Il governo iracheno non dialogherà con il governo regionale curdo (Krg) sui risultati del referendum “incostituzionale” di ieri tenutosi nel nord dell’Iraq. A dirlo è stato ieri il premier iracheno Haider al-Abadi durante un discorso trasmesso dalla tv di stato. “Molti dei problemi della regione curda sono interni, non con Baghdad, e aumenteranno con le richieste di separazione – ha spiegato il primo ministro – I problemi economici e finanziari di cui stanno soffrendo sono il risultato della corruzione e della cattiva amministrazione”.

Al-Abadi si mostra sicuro perché sa di avere molti alleati. Innanzitutto ha il pieno appoggio dei parlamentari iracheni che ieri hanno votato la sua richiesta di dispiegare le truppe “in tutte le zone controllate dopo il 2003 dalla regione autonoma del Kurdistan”. La decisione veniva presa nelle stesse ore in cui alcune unità dell’esercito nazionale partecipavano a esercitazioni congiunte con i turchi al confine con il territorio kurdo-iracheno.

Donne di Suleymaniya testimoniano di aver votato (Reuter)

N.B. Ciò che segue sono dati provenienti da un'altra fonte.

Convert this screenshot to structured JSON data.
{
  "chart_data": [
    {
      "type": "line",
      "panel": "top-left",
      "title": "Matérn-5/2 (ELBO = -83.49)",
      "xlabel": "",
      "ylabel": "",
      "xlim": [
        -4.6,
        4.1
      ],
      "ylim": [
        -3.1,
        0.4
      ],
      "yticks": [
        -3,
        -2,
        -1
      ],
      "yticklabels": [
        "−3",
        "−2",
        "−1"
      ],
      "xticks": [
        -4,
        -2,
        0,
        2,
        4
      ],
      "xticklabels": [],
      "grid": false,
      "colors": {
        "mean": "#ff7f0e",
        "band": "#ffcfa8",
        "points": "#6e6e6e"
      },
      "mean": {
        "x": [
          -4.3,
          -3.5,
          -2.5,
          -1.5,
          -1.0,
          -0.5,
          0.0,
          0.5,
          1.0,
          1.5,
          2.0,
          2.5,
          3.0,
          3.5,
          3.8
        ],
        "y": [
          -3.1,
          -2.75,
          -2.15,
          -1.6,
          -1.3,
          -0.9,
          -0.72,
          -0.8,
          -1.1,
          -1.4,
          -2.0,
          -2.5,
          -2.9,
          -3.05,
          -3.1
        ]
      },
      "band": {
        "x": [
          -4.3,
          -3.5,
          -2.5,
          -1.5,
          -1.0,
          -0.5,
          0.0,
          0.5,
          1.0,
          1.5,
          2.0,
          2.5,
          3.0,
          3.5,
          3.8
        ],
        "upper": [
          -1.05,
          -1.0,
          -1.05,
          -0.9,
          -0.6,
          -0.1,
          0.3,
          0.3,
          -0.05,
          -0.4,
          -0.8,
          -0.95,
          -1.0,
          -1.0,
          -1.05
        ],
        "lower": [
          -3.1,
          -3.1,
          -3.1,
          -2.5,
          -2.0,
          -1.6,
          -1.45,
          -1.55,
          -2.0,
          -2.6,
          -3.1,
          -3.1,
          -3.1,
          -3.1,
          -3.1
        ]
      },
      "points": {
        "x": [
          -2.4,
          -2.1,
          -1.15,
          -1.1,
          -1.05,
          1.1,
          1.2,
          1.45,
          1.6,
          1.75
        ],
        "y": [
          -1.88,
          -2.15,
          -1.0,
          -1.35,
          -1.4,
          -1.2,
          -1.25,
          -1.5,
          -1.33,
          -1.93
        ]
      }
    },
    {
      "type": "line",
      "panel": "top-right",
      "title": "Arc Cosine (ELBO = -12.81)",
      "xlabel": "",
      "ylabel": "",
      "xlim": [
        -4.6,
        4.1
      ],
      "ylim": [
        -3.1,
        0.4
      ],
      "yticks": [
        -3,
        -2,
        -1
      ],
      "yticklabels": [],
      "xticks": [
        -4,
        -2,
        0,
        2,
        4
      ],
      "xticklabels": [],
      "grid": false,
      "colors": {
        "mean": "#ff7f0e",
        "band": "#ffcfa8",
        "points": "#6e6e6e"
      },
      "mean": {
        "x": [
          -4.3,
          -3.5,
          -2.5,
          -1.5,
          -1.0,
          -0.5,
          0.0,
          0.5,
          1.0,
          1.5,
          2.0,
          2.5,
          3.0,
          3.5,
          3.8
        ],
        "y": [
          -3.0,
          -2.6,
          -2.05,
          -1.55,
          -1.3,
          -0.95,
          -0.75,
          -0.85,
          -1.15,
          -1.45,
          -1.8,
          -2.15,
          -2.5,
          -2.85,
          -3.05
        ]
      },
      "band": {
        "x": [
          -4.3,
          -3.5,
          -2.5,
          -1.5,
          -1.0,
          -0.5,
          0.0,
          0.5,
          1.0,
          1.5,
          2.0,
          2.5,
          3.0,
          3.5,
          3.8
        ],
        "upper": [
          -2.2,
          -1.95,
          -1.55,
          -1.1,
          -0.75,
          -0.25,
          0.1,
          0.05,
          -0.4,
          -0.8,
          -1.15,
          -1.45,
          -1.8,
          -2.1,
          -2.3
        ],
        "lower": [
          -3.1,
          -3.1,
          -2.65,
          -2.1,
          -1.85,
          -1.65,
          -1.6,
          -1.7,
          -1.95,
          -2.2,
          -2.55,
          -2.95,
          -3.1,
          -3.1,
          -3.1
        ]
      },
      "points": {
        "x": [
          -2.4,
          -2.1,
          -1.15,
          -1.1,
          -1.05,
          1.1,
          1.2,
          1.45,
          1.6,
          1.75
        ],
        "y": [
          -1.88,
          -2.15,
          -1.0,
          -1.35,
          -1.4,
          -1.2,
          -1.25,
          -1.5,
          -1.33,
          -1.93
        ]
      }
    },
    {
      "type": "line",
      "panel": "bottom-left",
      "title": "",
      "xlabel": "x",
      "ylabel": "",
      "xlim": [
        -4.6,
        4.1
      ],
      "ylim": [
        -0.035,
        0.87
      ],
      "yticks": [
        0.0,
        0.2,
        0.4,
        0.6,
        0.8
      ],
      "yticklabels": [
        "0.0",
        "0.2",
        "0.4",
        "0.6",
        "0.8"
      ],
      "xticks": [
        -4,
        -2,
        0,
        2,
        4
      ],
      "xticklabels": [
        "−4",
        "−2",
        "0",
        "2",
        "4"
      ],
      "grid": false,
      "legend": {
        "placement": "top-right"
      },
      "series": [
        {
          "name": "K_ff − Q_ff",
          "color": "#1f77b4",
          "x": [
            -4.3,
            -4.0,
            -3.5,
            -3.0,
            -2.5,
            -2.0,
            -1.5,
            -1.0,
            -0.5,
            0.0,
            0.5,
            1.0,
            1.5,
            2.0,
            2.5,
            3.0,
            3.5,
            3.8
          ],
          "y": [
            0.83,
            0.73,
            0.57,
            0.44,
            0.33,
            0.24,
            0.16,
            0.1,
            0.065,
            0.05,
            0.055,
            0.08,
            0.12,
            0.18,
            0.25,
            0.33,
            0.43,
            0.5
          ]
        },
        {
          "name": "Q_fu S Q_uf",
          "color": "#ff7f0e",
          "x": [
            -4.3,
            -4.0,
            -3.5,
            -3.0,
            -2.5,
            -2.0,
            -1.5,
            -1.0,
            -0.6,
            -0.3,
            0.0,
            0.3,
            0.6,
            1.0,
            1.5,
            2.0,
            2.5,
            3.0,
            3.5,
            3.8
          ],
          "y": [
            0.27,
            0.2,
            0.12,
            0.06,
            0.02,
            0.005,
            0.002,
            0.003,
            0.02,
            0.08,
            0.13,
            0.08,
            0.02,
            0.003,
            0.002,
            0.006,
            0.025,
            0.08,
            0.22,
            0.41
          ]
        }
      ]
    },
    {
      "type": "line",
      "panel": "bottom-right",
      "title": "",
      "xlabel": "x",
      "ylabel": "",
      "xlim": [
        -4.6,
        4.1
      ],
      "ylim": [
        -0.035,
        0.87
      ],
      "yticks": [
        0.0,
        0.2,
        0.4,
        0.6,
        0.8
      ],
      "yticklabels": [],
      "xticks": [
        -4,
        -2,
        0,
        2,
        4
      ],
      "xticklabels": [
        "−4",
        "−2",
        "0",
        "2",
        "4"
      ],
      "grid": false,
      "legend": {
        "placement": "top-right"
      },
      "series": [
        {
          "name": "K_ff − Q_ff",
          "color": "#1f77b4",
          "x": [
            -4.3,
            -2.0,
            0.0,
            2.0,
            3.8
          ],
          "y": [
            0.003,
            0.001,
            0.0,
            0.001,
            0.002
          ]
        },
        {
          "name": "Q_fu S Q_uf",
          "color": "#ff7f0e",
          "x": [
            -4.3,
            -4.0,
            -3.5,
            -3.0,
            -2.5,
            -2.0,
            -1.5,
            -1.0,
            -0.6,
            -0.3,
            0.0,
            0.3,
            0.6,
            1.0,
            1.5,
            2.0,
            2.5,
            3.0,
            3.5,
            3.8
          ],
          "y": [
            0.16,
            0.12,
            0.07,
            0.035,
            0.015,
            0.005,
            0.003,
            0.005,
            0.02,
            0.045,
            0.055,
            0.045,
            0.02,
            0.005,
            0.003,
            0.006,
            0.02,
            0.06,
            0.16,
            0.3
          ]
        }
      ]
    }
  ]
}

L’addestramento militare fa il paio con altre decisioni intimidatorie prese da Baghdad: sospensione degli stipendi ai dipendenti pubblici che prendono parte al voto, stop alle compagnie pubbliche che operano nelle aree contese e ordine di cedere al governo centrale il controllo dei valichi di frontiera e dell’aeroporto di Erbil. Scelte che mostrano come le autorità irachene stiano impiegando tutte le misure a loro disposizione per far desistere i “ribelli” curdi.

Oltre al sostegno interno, il premier può poi vantare quello ben più importante in campo internazionale (Usa, Onu e Europa) e regionale (Iran e Turchia). Ieri Teheran ha lanciato un’esercitazione militare al confine, chiuso lo spazio aereo ai voli da Erbil e Suleymaniya e sospeso quelli diretti in territorio kurdo. Un tale embargo potrebbe avere – se reiterato – effetti gravi su una regione di cui l’Iran è primo partner commerciale con 5 miliardi di dollari di scambi annuali.

Durissima la reazione turca: ieri il presidente Erdogan ha minacciato l’invasione del nord dell’Iraq (dove i suoi soldati in realtà già ci sono a sostegno dei peshmerga intorno Mosul) e la sospensione degli affari commerciali in campo energetico tra Ankara e Erbil, in particolare la chiusura dell’oleodotto che collega Kirkuk alla turca Ceyhan.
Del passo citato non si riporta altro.